Добавить в цитаты Настройки чтения

Страница 50 из 61



Все так же, все так же черно и густо дымил широкогорлыми трубами ЦЭС, похожий на заплывший в середину материка океанский лайнер; все так же спокойно, сонным белым дымком курились свечи доменных печей; и вдруг страшный реактивный рев огласил окрестности, возникло бурое вихревое облако, напоминая то давнее, молодое время; и казалось, доменные печи сейчас сдвинутся и пойдут по горам и долам гулкими железными шагами; и все так же горело пожаром небо над коксохимом, и в блеске открытых печей клубился ядовито-желтый дым и медленно светлел, растворяясь в нежный цвет весенней травы, и вдруг, охваченный снизу пламенем, стал розовым, и облако с алыми отблесками огня оторвалось, медленно поднялось к небу и, как равное, пристроилось к тучам и вместе с ними величаво и равнодушно уплывало за гору, туда, где живут тучи.

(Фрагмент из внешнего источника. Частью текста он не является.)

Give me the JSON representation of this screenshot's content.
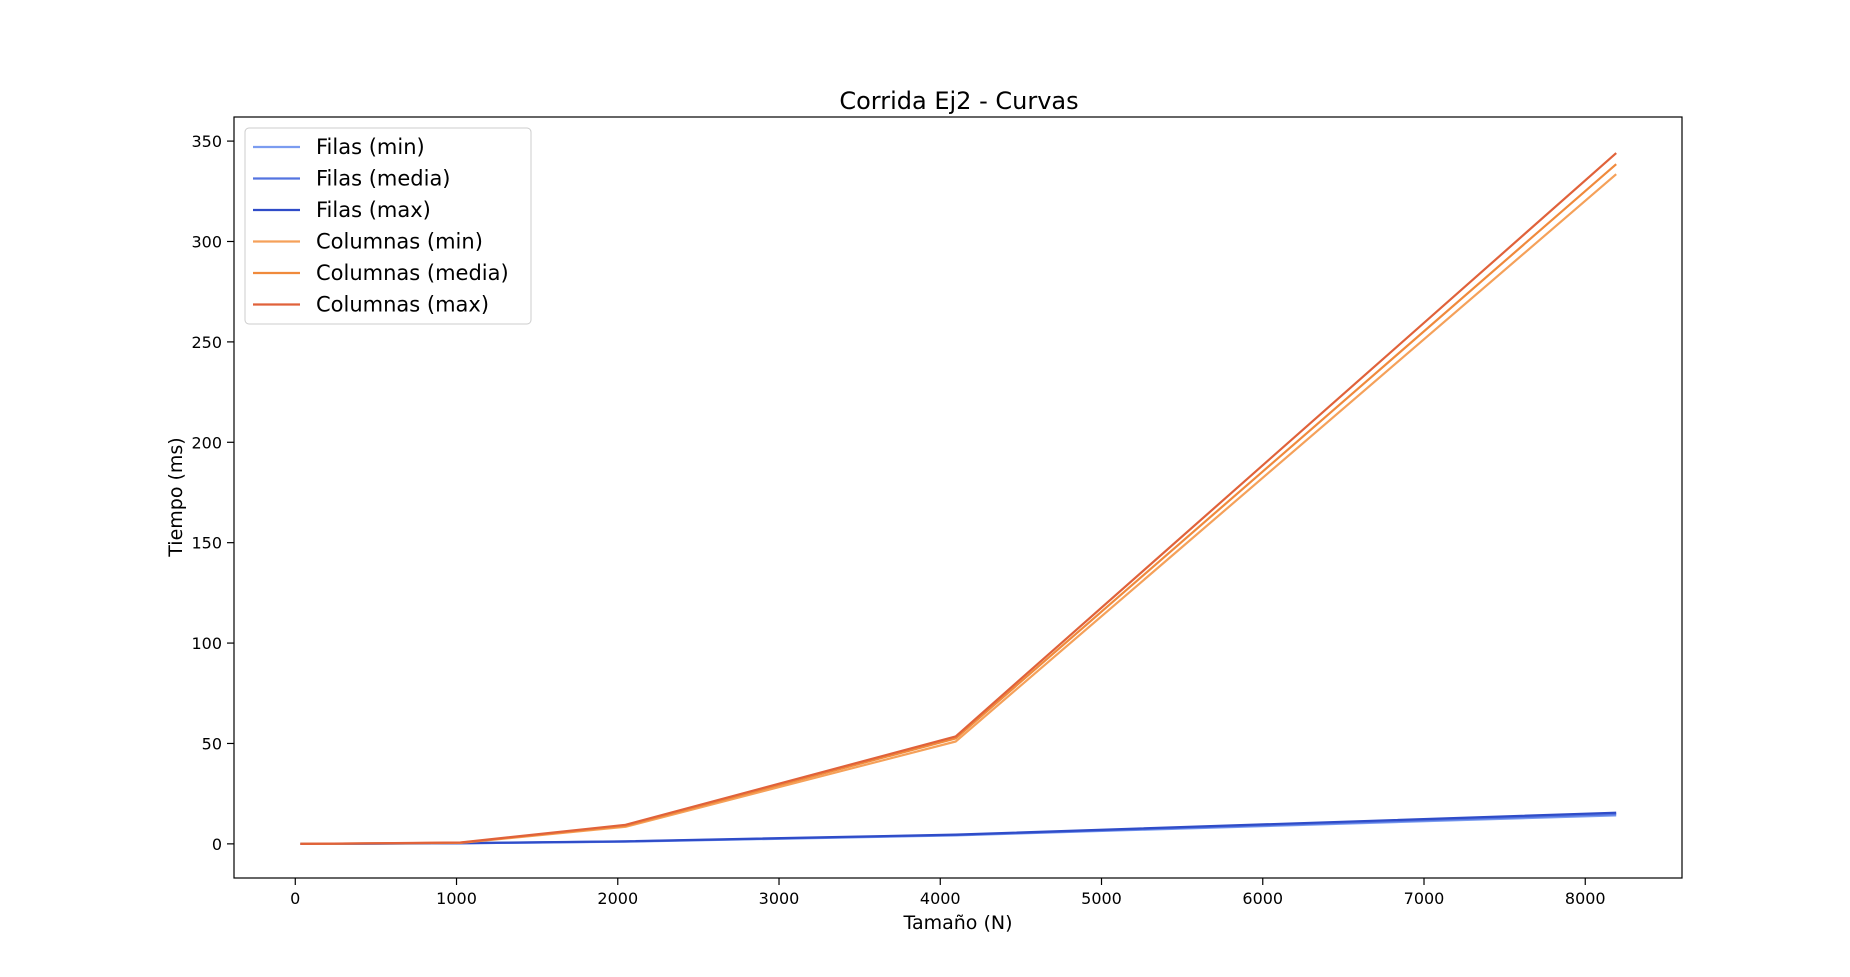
{
  "chart_data": {
    "type": "line",
    "title": "Corrida Ej2 - Curvas",
    "xlabel": "Tamaño (N)",
    "ylabel": "Tiempo (ms)",
    "xlim": [
      -380,
      8600
    ],
    "ylim": [
      -17,
      362
    ],
    "xticks": [
      0,
      1000,
      2000,
      3000,
      4000,
      5000,
      6000,
      7000,
      8000
    ],
    "yticks": [
      0,
      50,
      100,
      150,
      200,
      250,
      300,
      350
    ],
    "grid": false,
    "legend_position": "top-left",
    "x": [
      32,
      1024,
      2048,
      4096,
      8192
    ],
    "series": [
      {
        "name": "Filas (min)",
        "color": "#7b9cf0",
        "values": [
          0.0,
          0.3,
          1.1,
          4.2,
          14.2
        ]
      },
      {
        "name": "Filas (media)",
        "color": "#5474e0",
        "values": [
          0.0,
          0.3,
          1.2,
          4.4,
          14.8
        ]
      },
      {
        "name": "Filas (max)",
        "color": "#2f4cc8",
        "values": [
          0.0,
          0.4,
          1.3,
          4.6,
          15.5
        ]
      },
      {
        "name": "Columnas (min)",
        "color": "#f5a15a",
        "values": [
          0.0,
          0.5,
          8.5,
          51.0,
          333.5
        ]
      },
      {
        "name": "Columnas (media)",
        "color": "#f08a3c",
        "values": [
          0.0,
          0.6,
          9.0,
          52.5,
          338.5
        ]
      },
      {
        "name": "Columnas (max)",
        "color": "#e0623a",
        "values": [
          0.0,
          0.7,
          9.5,
          53.5,
          344.0
        ]
      }
    ]
  }
}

Сколько ни глядеть, не наглядеться, как на горы: та же мощь, и спокойствие, и вечность…

А вокруг все изменилось.

Сразу за вокзальной площадью открылась широкая незнакомая улица многоэтажных домов с массой серых балконов и лоджий, однообразная и какая-то нежилая своим однообразием, и казалось, что это не самый город, а только серый макет, и в ярком солнечном свете разноцветные вывески — «Аптека», «Игрушки», «Книги» — выглядели странно и как-то чуждо, словно взятые напрокат из старого, обжитого города.

Я еду неизвестными гористыми улицами, между двумя рядами будто косо поставленных домов. И эти многоэтажные, бесконечно пересекающиеся улицы, просторные площади и скверы с гипсовыми горновыми и дискоболами — все будто во сне, и не узнаешь местности, и все себя спрашиваешь: «Где это?»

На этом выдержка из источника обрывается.